Wanneer we stilstaan bij Paulus als Jood, dan kunnen we het beste beginnen bij de uitspraken die hij daar zelf over doet. Het duidelijkst is hij over zijn achtergrond in Fil.3:2-7.
De eerste verzen van dit stukje maken duidelijk dat we midden in de polemiek vallen. Paulus is in een conflict verwikkeld met tegenstanders – iets dat we in vele van zijn brieven zien – en dient hen hier in niet mis te verstane bewoordingen van repliek. Zijn tegenstanders beriepen zich hoogstwaarschijnlijk op hun zuiver Jood-zijn. Maar Paulus maakt duidelijk dat hij beslist niet voor hen onderdoet: ‘indien een ander meent op vlees te kunnen vertrouwen (dat wil hier zeggen: op zijn achtergrond), ik nog veel meer!’ en dan beargumenteert hij waarom ook hij een zuivere Jood is:
‘Ik werd besneden toen ik acht dagen oud was en behoor tot het volk van Israël, tot de stam Benjamin, ik ben een geboren Hebreeër met de wetsopvatting van een Farizeeër en heb de gemeente fanatiek vervolgd. Aan wat er in de wet over gerechtigheid staat, voldeed ik volledig’ (vs.5-6, NBV)

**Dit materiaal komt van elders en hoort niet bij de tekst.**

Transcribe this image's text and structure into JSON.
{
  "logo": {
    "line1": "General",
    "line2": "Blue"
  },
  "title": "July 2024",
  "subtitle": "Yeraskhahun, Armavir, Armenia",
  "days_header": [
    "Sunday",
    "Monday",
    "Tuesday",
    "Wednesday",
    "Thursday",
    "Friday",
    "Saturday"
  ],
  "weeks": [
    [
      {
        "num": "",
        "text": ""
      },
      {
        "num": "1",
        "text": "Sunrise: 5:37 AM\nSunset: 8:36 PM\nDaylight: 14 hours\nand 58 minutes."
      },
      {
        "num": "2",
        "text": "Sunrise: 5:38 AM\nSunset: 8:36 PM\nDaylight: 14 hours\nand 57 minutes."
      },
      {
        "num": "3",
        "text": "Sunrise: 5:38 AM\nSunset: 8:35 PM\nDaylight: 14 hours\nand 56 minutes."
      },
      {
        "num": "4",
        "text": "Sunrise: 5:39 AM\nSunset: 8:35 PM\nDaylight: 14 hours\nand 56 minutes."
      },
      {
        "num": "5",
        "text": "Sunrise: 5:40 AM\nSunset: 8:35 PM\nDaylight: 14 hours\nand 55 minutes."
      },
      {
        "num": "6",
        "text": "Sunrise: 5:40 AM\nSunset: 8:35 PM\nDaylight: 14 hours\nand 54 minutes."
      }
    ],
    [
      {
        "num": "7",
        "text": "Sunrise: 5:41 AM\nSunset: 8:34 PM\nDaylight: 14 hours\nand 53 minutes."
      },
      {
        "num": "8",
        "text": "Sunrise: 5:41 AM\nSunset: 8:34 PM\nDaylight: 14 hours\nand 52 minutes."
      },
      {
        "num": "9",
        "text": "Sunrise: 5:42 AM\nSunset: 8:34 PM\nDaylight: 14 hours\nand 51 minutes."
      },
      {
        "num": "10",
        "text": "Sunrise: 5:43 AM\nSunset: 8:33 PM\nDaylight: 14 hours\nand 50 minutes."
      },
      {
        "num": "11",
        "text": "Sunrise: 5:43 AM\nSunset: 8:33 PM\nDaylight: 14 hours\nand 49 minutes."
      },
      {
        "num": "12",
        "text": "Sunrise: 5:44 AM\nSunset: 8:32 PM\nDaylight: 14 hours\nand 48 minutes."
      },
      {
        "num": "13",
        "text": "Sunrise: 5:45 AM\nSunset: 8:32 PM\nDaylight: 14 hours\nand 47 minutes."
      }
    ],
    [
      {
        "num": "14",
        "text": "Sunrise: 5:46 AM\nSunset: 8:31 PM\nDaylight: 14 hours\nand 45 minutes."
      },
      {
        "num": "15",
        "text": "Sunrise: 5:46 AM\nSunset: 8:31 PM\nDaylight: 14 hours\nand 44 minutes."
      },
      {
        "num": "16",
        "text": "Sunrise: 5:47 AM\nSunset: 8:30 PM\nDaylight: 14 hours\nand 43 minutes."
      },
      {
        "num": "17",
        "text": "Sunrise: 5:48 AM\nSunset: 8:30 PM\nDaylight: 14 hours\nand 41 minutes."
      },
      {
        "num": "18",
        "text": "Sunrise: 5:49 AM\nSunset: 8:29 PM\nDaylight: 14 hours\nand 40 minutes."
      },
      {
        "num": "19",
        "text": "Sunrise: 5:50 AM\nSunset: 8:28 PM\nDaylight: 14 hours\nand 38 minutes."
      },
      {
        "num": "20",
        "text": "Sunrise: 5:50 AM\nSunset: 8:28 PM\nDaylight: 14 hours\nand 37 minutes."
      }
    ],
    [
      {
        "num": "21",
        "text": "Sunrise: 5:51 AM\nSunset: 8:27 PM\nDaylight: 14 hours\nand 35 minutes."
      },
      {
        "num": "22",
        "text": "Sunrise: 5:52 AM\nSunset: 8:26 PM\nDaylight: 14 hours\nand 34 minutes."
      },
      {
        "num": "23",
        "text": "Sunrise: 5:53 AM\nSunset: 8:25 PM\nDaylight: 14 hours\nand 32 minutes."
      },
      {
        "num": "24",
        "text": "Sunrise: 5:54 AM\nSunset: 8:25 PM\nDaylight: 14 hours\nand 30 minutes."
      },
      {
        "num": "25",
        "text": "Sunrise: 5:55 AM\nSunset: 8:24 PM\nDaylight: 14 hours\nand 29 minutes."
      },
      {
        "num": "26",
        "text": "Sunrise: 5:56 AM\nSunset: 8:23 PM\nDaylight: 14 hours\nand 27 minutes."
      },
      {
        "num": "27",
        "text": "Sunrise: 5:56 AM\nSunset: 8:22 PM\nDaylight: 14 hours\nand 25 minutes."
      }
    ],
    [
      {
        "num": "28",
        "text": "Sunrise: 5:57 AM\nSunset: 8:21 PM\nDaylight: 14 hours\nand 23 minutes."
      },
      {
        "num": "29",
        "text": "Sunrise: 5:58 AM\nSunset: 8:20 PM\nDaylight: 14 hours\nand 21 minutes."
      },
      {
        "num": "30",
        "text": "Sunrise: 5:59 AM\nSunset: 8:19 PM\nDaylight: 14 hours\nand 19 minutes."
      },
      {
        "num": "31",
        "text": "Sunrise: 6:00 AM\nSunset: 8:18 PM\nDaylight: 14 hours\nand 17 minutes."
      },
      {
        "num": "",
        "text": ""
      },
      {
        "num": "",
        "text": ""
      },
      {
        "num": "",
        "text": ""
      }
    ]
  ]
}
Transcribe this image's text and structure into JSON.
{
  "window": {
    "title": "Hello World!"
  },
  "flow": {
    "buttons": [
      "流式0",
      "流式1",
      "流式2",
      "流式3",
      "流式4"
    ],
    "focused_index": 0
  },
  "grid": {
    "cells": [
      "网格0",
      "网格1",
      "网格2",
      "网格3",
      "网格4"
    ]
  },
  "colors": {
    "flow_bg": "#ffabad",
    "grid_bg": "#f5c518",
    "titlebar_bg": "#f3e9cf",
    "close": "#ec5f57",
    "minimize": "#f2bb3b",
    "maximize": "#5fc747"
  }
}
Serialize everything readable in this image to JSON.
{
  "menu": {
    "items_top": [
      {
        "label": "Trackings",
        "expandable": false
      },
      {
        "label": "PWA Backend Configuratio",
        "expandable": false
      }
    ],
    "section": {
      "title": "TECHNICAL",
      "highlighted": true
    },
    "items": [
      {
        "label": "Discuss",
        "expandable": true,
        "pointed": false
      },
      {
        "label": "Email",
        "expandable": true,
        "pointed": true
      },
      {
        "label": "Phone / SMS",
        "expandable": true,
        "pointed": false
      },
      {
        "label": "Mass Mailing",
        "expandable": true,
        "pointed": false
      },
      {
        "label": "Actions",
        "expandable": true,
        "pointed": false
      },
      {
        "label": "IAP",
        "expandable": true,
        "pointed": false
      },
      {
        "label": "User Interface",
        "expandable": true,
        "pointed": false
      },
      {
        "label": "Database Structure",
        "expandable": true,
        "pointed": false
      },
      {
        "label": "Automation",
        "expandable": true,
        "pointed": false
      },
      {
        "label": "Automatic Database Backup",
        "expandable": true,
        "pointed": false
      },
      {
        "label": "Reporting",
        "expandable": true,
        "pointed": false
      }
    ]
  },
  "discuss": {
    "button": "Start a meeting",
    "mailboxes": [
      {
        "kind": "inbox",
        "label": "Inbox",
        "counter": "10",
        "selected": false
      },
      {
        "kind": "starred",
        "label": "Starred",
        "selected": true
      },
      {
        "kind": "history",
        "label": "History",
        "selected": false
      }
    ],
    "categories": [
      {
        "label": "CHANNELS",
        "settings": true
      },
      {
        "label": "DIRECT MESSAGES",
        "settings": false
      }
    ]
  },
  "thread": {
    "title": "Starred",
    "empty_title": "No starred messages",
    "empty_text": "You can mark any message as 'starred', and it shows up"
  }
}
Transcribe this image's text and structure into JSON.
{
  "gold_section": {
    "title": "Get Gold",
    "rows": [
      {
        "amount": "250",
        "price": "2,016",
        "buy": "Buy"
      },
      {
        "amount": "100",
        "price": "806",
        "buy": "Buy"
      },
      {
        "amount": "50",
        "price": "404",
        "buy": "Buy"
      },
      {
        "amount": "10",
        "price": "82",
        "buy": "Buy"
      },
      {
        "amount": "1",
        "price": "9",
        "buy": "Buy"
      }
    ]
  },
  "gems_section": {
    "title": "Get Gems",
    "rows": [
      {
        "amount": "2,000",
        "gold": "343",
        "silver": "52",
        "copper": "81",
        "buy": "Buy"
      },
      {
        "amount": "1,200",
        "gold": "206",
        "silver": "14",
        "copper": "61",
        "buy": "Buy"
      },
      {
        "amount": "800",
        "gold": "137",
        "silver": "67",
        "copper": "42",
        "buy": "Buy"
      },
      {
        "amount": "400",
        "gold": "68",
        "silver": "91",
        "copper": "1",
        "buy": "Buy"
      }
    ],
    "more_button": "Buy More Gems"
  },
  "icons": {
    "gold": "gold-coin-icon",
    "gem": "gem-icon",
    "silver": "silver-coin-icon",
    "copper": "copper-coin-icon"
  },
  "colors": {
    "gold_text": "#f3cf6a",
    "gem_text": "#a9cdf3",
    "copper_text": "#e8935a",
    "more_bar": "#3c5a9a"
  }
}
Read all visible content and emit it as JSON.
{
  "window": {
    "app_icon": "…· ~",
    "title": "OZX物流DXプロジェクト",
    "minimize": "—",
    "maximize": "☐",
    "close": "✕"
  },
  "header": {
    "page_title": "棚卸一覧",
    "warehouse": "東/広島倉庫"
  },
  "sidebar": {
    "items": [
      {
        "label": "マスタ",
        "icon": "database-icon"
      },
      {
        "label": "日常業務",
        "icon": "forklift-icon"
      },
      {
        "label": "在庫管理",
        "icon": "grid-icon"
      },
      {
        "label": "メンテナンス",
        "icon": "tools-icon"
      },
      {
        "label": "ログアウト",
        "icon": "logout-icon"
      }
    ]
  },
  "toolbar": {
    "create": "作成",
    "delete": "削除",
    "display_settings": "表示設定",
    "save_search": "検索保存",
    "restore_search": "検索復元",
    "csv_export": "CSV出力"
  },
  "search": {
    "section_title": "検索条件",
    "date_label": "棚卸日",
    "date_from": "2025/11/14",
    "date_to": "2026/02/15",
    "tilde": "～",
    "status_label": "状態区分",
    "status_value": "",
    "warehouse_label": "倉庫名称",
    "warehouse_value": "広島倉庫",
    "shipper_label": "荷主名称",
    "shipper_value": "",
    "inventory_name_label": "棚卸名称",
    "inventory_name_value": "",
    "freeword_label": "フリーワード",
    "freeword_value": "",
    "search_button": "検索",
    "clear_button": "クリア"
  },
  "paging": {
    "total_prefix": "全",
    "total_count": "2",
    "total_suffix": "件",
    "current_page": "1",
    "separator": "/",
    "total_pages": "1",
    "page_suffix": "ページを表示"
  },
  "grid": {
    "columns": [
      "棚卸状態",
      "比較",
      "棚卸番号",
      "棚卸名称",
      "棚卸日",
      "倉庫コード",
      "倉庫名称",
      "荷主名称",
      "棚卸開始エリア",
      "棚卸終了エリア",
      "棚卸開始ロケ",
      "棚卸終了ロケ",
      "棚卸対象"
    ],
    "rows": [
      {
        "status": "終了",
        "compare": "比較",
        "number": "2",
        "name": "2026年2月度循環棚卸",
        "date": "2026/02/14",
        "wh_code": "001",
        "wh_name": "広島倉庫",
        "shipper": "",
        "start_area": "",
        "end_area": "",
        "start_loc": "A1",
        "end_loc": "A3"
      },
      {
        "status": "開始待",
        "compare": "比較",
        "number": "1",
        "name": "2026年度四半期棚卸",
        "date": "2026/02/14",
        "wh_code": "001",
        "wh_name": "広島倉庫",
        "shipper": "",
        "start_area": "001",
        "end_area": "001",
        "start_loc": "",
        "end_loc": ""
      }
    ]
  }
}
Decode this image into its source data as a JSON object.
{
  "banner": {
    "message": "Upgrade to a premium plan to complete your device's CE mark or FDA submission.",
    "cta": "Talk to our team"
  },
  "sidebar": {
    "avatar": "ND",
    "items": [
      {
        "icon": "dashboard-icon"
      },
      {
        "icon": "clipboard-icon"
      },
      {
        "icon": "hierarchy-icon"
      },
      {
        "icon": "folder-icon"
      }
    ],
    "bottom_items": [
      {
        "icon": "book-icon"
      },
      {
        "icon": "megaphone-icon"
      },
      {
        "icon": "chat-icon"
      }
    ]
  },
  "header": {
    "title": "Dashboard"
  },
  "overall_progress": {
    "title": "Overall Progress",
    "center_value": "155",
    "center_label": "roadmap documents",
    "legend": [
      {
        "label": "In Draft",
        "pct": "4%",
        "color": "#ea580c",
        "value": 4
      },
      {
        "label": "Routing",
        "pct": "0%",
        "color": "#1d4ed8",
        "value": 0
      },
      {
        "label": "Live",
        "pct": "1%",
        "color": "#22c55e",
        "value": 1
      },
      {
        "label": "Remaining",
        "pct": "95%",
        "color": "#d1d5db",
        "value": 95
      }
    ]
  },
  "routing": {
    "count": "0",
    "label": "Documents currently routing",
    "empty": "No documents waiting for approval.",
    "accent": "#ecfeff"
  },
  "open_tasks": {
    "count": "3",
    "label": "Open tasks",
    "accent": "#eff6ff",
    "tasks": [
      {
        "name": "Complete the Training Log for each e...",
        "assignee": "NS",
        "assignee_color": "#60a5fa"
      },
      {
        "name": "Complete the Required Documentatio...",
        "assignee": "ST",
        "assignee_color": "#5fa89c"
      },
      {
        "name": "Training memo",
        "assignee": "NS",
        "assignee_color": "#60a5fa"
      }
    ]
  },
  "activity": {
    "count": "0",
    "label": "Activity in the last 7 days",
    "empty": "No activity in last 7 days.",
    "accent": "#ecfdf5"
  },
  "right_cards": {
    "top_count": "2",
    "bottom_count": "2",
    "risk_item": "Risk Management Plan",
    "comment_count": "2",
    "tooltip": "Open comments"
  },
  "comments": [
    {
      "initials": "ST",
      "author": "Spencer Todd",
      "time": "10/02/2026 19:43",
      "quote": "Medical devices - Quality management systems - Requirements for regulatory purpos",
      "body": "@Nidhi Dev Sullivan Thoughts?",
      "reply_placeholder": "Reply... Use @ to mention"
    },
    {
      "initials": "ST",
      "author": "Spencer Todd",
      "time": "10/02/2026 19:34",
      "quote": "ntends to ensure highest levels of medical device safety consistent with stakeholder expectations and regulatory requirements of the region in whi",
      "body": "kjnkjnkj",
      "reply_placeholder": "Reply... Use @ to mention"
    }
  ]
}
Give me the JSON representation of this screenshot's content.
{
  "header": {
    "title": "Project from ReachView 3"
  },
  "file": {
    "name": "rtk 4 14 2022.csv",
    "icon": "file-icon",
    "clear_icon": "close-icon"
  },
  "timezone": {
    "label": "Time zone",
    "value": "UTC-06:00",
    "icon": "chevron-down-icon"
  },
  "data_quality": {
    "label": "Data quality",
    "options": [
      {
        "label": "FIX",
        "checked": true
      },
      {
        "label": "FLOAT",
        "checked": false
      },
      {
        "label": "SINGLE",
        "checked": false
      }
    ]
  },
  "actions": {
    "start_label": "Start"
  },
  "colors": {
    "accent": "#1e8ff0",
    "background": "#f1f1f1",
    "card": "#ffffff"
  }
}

Paulus was afkomstig uit de stam Benjamin, een van de twaalf stammen van Israël. Het Jodendom van Paulus’ dagen (en daarmee ook het Jodendom van tegenwoordig) bestond grotendeels uit Joden van de stammen Juda, Benjamin en Levi, dat wil zeggen: van de twee zuidelijke stammen van Israël, alsmede veel priesters en levieten.
Paulus staat daarmee in de lijn van van zijn grote naamgenoot uit het Oude Testament: koning Saul, de eerste koning van Israël, die eveneens afkomstig was uit de stam Benjamin. Paulus is immers een Griekse naam; in het Hebreeuws heet hij Sja’ul (of in vergriekst Hebreeuws: Saulus).
Ook met de woorden ‘een geboren Hebreeër’ benadrukt hij zijn zuiver Joodse achtergrond: er zit geen heidens bloed bij, hij is een zuivere Jood, wat Joden in zijn dagen erg belangrijk vonden.
Naar wetsopvatting was Paulus een Farizeeër. Dit sluit aan bij wat we elders lezen over Paulus: hij behoorde tot de Joodse gezaghebbende stroming van de Farizeeën.
In de tijd van het Nieuwe Testament was de beweging van de Farizeeën de belangrijkste groepering onder de Joden. Dit kwam met name door hun nauwgezette levenswijze, waarin zij de Thora als leidraad namen.
We kennen de Farizeeën uit verschillende historische bronnen, met name de werken van Josephus, de rabbijnse literatuur (geschreven door de afstammelingen van de Hillellitische Farizeeërs), en niet in de laatste plaats het Nieuwe Testament.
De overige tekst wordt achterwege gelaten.